Eğer Türkiye dışa bağımlılığı azaltmak, iklim kriziyle mücadele etmek ve güvenilir bir kaynaktan elektrik üretmek istiyorsa, aradığı yanıtın adresi nükleer enerji olamaz. Nükleer enerji dışa bağımlı, radyoaktif atık üreten, kaza ve hedef alınma riskiyle ülkenin güvenliğini tehdit eden bir tercih. İklim krizini durdurma konusunda ise hem yavaş hem de yenilenebilir enerji kadar etkili değil.Yenilenebilir enerji kurulu gücünde böylesi bir artış elektrik üretiminde kömürden çıkışın planlanmasını da mümkün kılabilir.
Verimlilik odaklı yaklaşım
Enerji Verimliliği Stratejisi ve Ulusal Enerji Verimliliği Eylem Planı doğrultusunda 2030 yılına kadar enerji tüketiminin yüzde 16 azaltılması ve 100 milyon ton emisyon azaltımına katkıda bulunulması planlanıyor.

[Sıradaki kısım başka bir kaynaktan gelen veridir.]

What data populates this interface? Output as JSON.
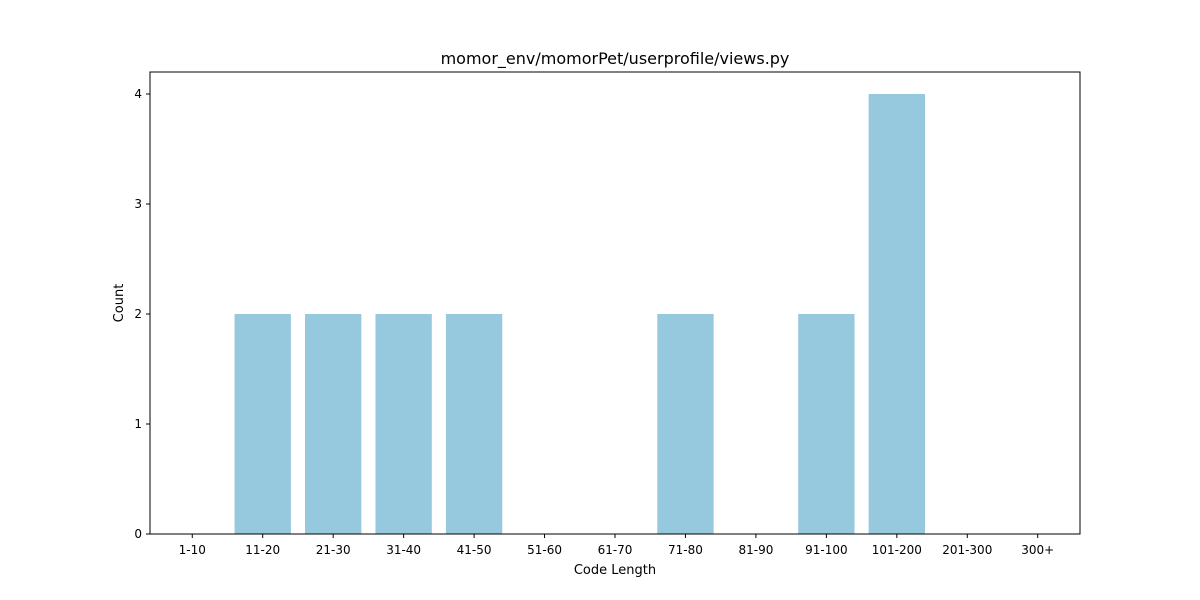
{
  "chart_data": {
    "type": "bar",
    "title": "momor_env/momorPet/userprofile/views.py",
    "xlabel": "Code Length",
    "ylabel": "Count",
    "categories": [
      "1-10",
      "11-20",
      "21-30",
      "31-40",
      "41-50",
      "51-60",
      "61-70",
      "71-80",
      "81-90",
      "91-100",
      "101-200",
      "201-300",
      "300+"
    ],
    "values": [
      0,
      2,
      2,
      2,
      2,
      0,
      0,
      2,
      0,
      2,
      4,
      0,
      0
    ],
    "ylim": [
      0,
      4.2
    ],
    "yticks": [
      0,
      1,
      2,
      3,
      4
    ],
    "bar_color": "#96c9dd",
    "grid": false
  }
}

Keza güneş enerjisi, rüzgar enerjisi, hidroelektrik enerjisi, biyokütle enerjisi ve jeotermal enerji gibi yenilenebilir enerji kaynakları gelecekte enerji üretiminde önemli rol oynaması beklenen kaynaklar.
Kurulu güç artacak mı?
Türkiye’de güneş enerjisi kurulu gücü Temmuz 2022’deki 9,7 GW değerinden 2024 yılı sonunda iki katına çıkarak 19 GW değerini aştı. 2025 yıl sonu hedefine (18 GW) 2024 yılının Ağustos ayı itibariyle ulaşılması dikkati çekti. Son dört yılda güneş enerji santral kurulumları kesintisiz olarak ivme kazanarak büyümeye devam ediyor.Yenilenebilir Enerji Kaynak Alanları (YEKA) modeli çerçevesinde bugüne kadar 3 bin MW güneş enerjisi ve 2 bin 850 MW rüzgâr enerjisi yarışmaları tamamlanırken, bu kapsamdaki santral kurulumları hız kazandı. 2025 yılı sonunda 1000 MW’lık YEKA RES-2’nin ve bu yıl içinde 1000 MW’lık YEKA GES-4’ün devreye girmesi hedefleniyor.
Gücümüze güç katacak mıyız?
2025 yılı Mart ayı sonu itibarıyla kurulu gücümüzün kaynaklara göre dağılımı; %27,3’ü hidrolik enerji, %20,8’i doğal gaz, %18,6’sı kömür, %11,2’si rüzgâr, %18,5’i güneş, %1,5’i jeotermal ve %2,3’ü ise diğer kaynaklar şeklinde.Lisanssız güneş kurulu gücü bir önceki aya göre artarak 19,529 MW’a ulaşırken, lisanslı güneş kurulu gücü bir önceki aya göre artarak 2,091 MW seviyesine yükseldi. Toplam güneş enerji kurulu gücü de 21,620 MW oldu.Rüzgar enerji kurulu gücü bir önceki aya göre artarak 13,098 MW seviyesine yükseldi.
Jeotermal kurulu gücünde herhangi bir değişiklik olmadı ve 1,734 MW seviyesinde sabit kaldı.
Biyokütle kurulu gücü de 2,116 MW oldu.Toplam yenilenebilir kurulu gücü de 70,789 MW’a yükseldi. Toplam aktif kurulu güçte ilk sırayı yine doğalgaz aldı ve 24,601 MW oldu.